18 de maio de 2011

"NÃO ERA UMA AERONAVE, ERA UM DISCO VOADOR!"


questão da existência de vida fora da Terra não tinha chamado tanta atenção desde o famoso "caso Roswell", em 1947. Foi quando uma nave supostamente alienígena teria se chocado contra o solo em Roswell, Novo México, que, a partir daquele momento, se tornara um santuário para milhões de amantes de teorias da conspiração e óvnis. Aquele caso não passara de um acidente militar durante uma operação secreta chamada Projeto Mogul, envolvendo um balão-espião que estava sendo projetado para captar os sons dos testes atômicos dos russos. Durante um dos vôos experimentais, um protótipo havia saído de seu curso e caído no deserto do Novo México. Infelizmente um civil encontrou os destroços antes que os militares conseguissem chegar ao local. O fazendeiro William Brazel havia se deparado com os pedaços espalhados de um neoprene sintético radicalmente novo e de metais leves que nunca tinha visto, então chamou imediatamente o xerife. Os jornais divulgaram a descoberta dos estranhos destroços, fazendo com que o interesse do público crescesse rapidamente. Alimentados pela negativa oficial dos militares de que o material fosse deles, os repórteres começaram a investigar, ameaçando o segredo em torno do Projeto Mogul. Entretanto, quando parecia que a delicada questão da existência de um balão-espião estava prestes a ser revelada, algo fantástico aconteceu.
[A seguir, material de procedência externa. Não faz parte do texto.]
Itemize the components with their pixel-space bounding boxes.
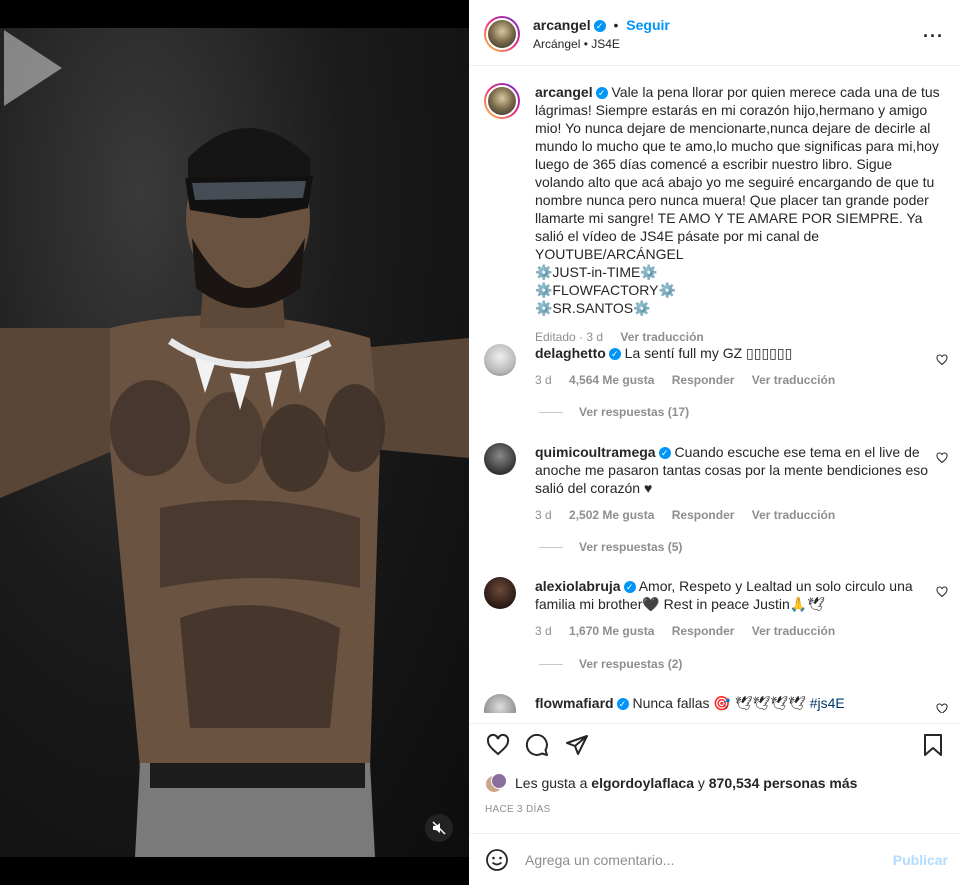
comment-bubble-icon[interactable] bbox=[525, 733, 549, 757]
author-username[interactable]: arcangel bbox=[533, 17, 591, 33]
verified-badge-icon: ✓ bbox=[658, 447, 671, 459]
author-line: arcangel ✓ • Seguir bbox=[533, 17, 670, 33]
play-icon[interactable] bbox=[0, 28, 64, 108]
caption-edited: Editado · 3 d bbox=[535, 330, 604, 344]
add-comment-bar: Publicar bbox=[469, 833, 960, 885]
comments-scroll-area[interactable]: arcangel ✓ Vale la pena llorar por quien … bbox=[469, 67, 960, 713]
comment-reply-button[interactable]: Responder bbox=[672, 624, 735, 638]
comment-like-heart-icon[interactable] bbox=[936, 586, 948, 598]
comment-username[interactable]: quimicoultramega bbox=[535, 444, 656, 460]
view-replies-button[interactable]: Ver respuestas (5) bbox=[539, 540, 682, 554]
comment-translate-link[interactable]: Ver traducción bbox=[752, 624, 835, 638]
likes-user[interactable]: elgordoylaflaca bbox=[591, 775, 694, 791]
comment-like-heart-icon[interactable] bbox=[936, 703, 948, 713]
post-caption: arcangel ✓ Vale la pena llorar por quien … bbox=[535, 83, 945, 346]
author-avatar[interactable] bbox=[484, 16, 520, 52]
comment-item: delaghetto ✓ La sentí full my GZ ▯▯▯▯▯▯ 3… bbox=[535, 344, 930, 389]
comment-meta: 3 d 4,564 Me gusta Responder Ver traducc… bbox=[535, 371, 930, 389]
comment-item: quimicoultramega ✓ Cuando escuche ese tem… bbox=[535, 443, 930, 524]
comment-item: alexiolabruja ✓ Amor, Respeto y Lealtad u… bbox=[535, 577, 930, 640]
comment-reply-button[interactable]: Responder bbox=[672, 373, 735, 387]
comment-likes[interactable]: 1,670 Me gusta bbox=[569, 624, 654, 638]
caption-line-sr-santos: ⚙️SR.SANTOS⚙️ bbox=[535, 300, 651, 316]
caption-author-avatar[interactable] bbox=[484, 83, 520, 119]
verified-badge-icon: ✓ bbox=[623, 581, 636, 593]
post-location-audio[interactable]: Arcángel • JS4E bbox=[533, 37, 620, 51]
comment-meta: 3 d 2,502 Me gusta Responder Ver traducc… bbox=[535, 506, 930, 524]
more-options-icon[interactable]: ··· bbox=[923, 26, 944, 47]
caption-username[interactable]: arcangel bbox=[535, 84, 593, 100]
comment-username[interactable]: delaghetto bbox=[535, 345, 606, 361]
comment-likes[interactable]: 4,564 Me gusta bbox=[569, 373, 654, 387]
like-heart-icon[interactable] bbox=[485, 733, 511, 757]
video-frame-illustration bbox=[0, 128, 469, 857]
caption-line-just-in-time: ⚙️JUST-in-TIME⚙️ bbox=[535, 264, 658, 280]
post-media[interactable] bbox=[0, 0, 469, 885]
comment-avatar[interactable] bbox=[484, 577, 516, 609]
comment-time: 3 d bbox=[535, 624, 552, 638]
caption-text: Vale la pena llorar por quien merece cad… bbox=[535, 84, 940, 262]
comment-text: Nunca fallas 🎯 🕊🕊🕊🕊 bbox=[632, 695, 806, 711]
comment-avatar[interactable] bbox=[484, 344, 516, 376]
comment-like-heart-icon[interactable] bbox=[936, 354, 948, 366]
verified-badge-icon: ✓ bbox=[616, 698, 629, 710]
comment-text: La sentí full my GZ ▯▯▯▯▯▯ bbox=[624, 345, 793, 361]
comment-likes[interactable]: 2,502 Me gusta bbox=[569, 508, 654, 522]
mute-button[interactable] bbox=[425, 814, 453, 842]
header-separator: • bbox=[613, 17, 619, 33]
comment-translate-link[interactable]: Ver traducción bbox=[752, 373, 835, 387]
likes-joiner: y bbox=[697, 775, 705, 791]
likes-prefix: Les gusta a bbox=[515, 775, 588, 791]
liker-avatars[interactable] bbox=[485, 773, 509, 793]
caption-line-flowfactory: ⚙️FLOWFACTORY⚙️ bbox=[535, 282, 676, 298]
caption-translate-link[interactable]: Ver traducción bbox=[620, 330, 703, 344]
comment-avatar[interactable] bbox=[484, 694, 516, 713]
comment-like-heart-icon[interactable] bbox=[936, 452, 948, 464]
verified-badge-icon: ✓ bbox=[593, 20, 606, 32]
muted-speaker-icon bbox=[432, 821, 446, 835]
likes-summary: Les gusta a elgordoylaflaca y 870,534 pe… bbox=[485, 773, 857, 793]
comment-time: 3 d bbox=[535, 508, 552, 522]
follow-button[interactable]: Seguir bbox=[626, 17, 670, 33]
post-details-panel: arcangel ✓ • Seguir Arcángel • JS4E ··· a… bbox=[469, 0, 960, 885]
comment-username[interactable]: flowmafiard bbox=[535, 695, 614, 711]
verified-badge-icon: ✓ bbox=[595, 87, 608, 99]
comment-avatar[interactable] bbox=[484, 443, 516, 475]
view-replies-button[interactable]: Ver respuestas (2) bbox=[539, 657, 682, 671]
comment-input[interactable] bbox=[525, 848, 885, 872]
comment-translate-link[interactable]: Ver traducción bbox=[752, 508, 835, 522]
comment-time: 3 d bbox=[535, 373, 552, 387]
comment-username[interactable]: alexiolabruja bbox=[535, 578, 621, 594]
likes-count[interactable]: 870,534 personas más bbox=[709, 775, 858, 791]
comment-meta: 3 d 1,670 Me gusta Responder Ver traducc… bbox=[535, 622, 930, 640]
comment-reply-button[interactable]: Responder bbox=[672, 508, 735, 522]
share-paper-plane-icon[interactable] bbox=[565, 733, 589, 757]
post-header: arcangel ✓ • Seguir Arcángel • JS4E ··· bbox=[469, 0, 960, 66]
comment-hashtag[interactable]: #js4E bbox=[810, 695, 845, 711]
emoji-smiley-icon[interactable] bbox=[485, 848, 509, 872]
post-video[interactable] bbox=[0, 28, 469, 857]
save-bookmark-icon[interactable] bbox=[922, 733, 944, 757]
view-replies-button[interactable]: Ver respuestas (17) bbox=[539, 405, 689, 419]
verified-badge-icon: ✓ bbox=[608, 348, 621, 360]
comment-item: flowmafiard ✓ Nunca fallas 🎯 🕊🕊🕊🕊 #js4E bbox=[535, 694, 930, 712]
post-time-ago[interactable]: HACE 3 DÍAS bbox=[485, 804, 551, 815]
publish-button[interactable]: Publicar bbox=[893, 852, 948, 868]
post-action-bar bbox=[469, 723, 960, 763]
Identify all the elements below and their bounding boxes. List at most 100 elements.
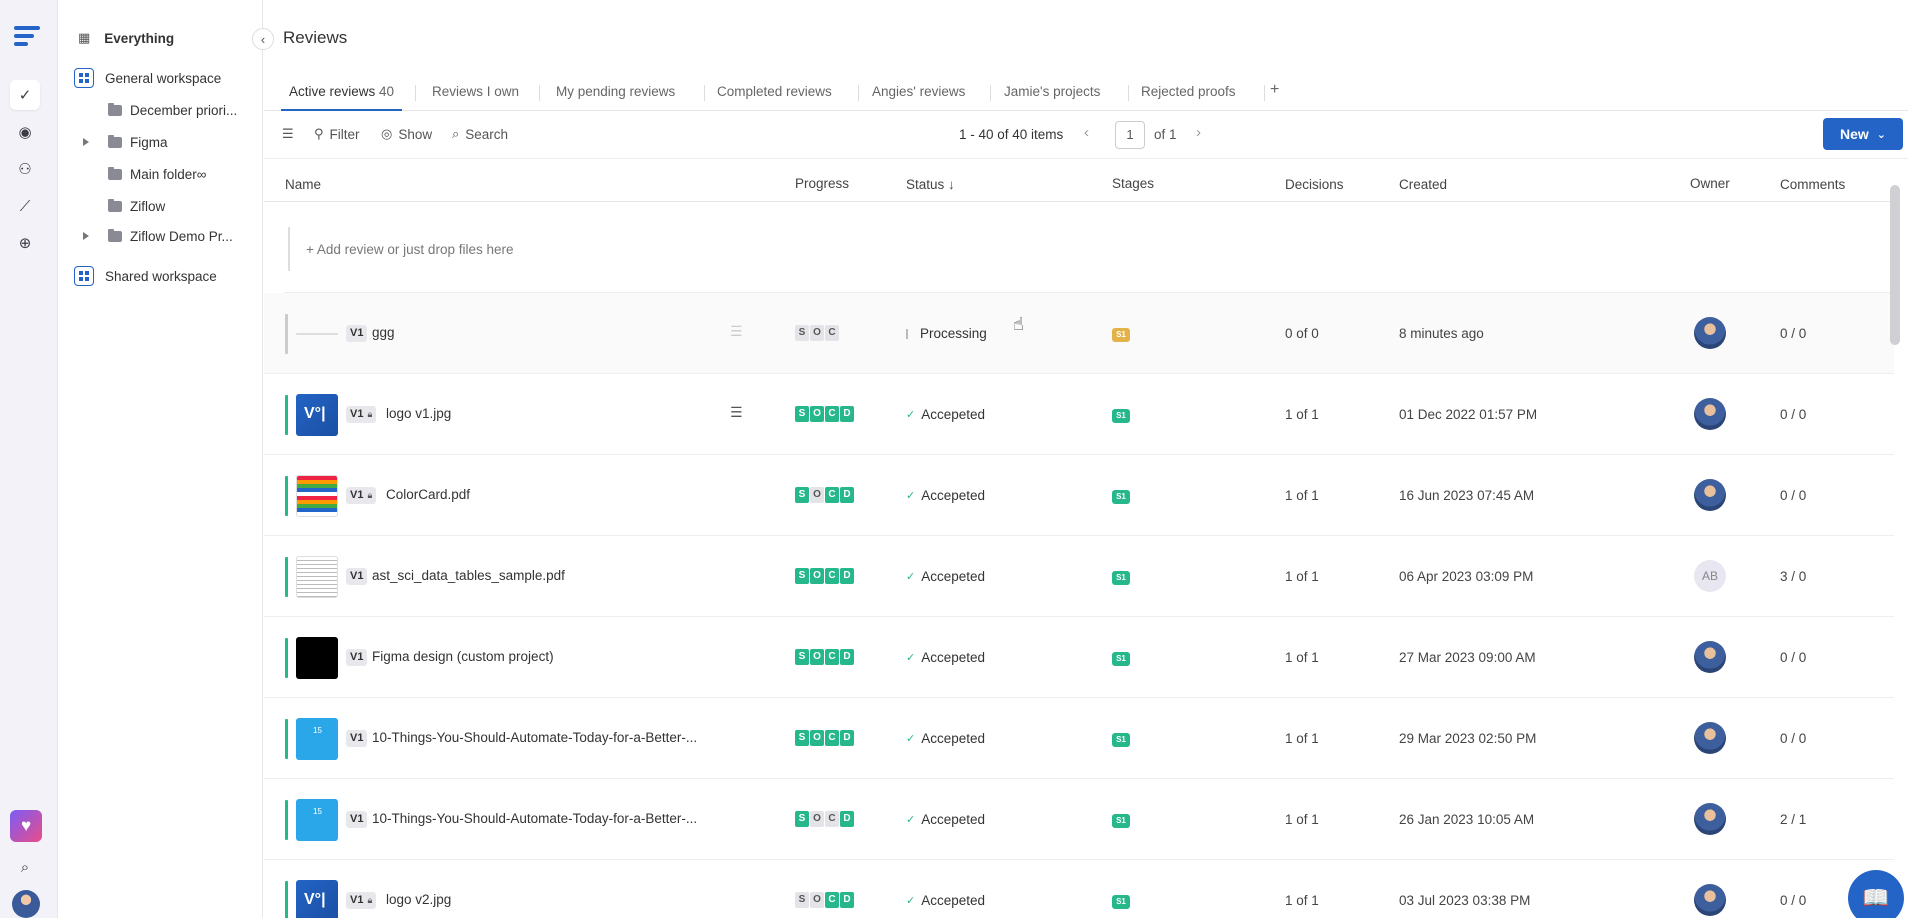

A mídia chegou a uma conclusão inesperada: aquelas substâncias futurísticas só podiam ter vindo de outro planeta, fabricadas por criaturas cientificamente mais avançadas do que os humanos. O fato de os militares negarem qualquer envolvimento com o incidente só podia significar uma coisa: um contato secreto com os alienígenas! Apesar de ter ficado bastante surpresa com essa nova hipótese, a Força Aérea não iria reclamar de uma história tão oportuna. Os militares tomaram partido da teoria dos extraterrestres e fizeram com que crescesse. Uma suspeita mundial de que ETs estavam visitando o Novo México era um risco para a segurança nacional  muito inferior à possibilidade de os russos saberem algo a respeito do Projeto Mogul. Para alimentar a história dos alienígenas, a comunidade de inteligência envolveu todo o incidente em completo segredo e começou a planejar "vazamentos de informações" sobre contatos com extraterrestres, espaçonaves recuperadas e até mesmo um misterioso "Hangar 18" na base da Força Aérea de Wright-Patterson, em Daytona, onde o governo estaria mantendo os corpos dos ETs congelados. O mundo inteiro comprou essa versão, e o interesse por Roswell percorreu o planeta. A partir daquele momento, toda vez que um civil acidentalmente avistava uma aeronave militar americana, a comunidade de inteligência precisava apenas tirar o pó da velha teoria da conspiração.

NÃO ERA UMA AERONAVE, ERA UM DISCO VOADOR!

O administrador ficava surpreso por aquele truque continuar funcionando nos dias de hoje. Todas as vezes que a mídia relatava um súbito aumento de aparições de óvnis, Ekstrom ria. Na maioria dos casos, algum civil tinha visto de relance um dos 57 Global Hawks do NRO: aviões de reconhecimento em formato de charuto que eram operados por controle remoto e se moviam a altíssima velocidade e de forma única. Ekstrom achava patético que muitos turistas ainda fizessem peregrinações até o deserto do Novo México para ficar observando o céu noturno com suas câmeras de vídeo. De vez em quando alguém dava sorte e conseguia uma "prova concreta" de um óvni: luzes fortes cruzando rapidamente o céu e fazendo manobras radicais a velocidades muito superiores às de qualquer avião existente. O que essas pessoas não sabiam é que havia cerca de 12 anos de diferença entre o desenvolvimento de projetos para o governo e sua divulgação para o grande público. Os caçadores de discos voadores estavam apenas tendo uma rápida visão da próxima geração de aeronaves americanas sendo construídas e testadas na Área 51- muitas das quais eram resultado de idéias de engenheiros da NASA. É claro que o setor de inteligência nunca corrigia esse engano: era preferível que todos acreditassem em outro misterioso objeto voador avistado a que ficassem a par da capacidade real dos novos aviões militares.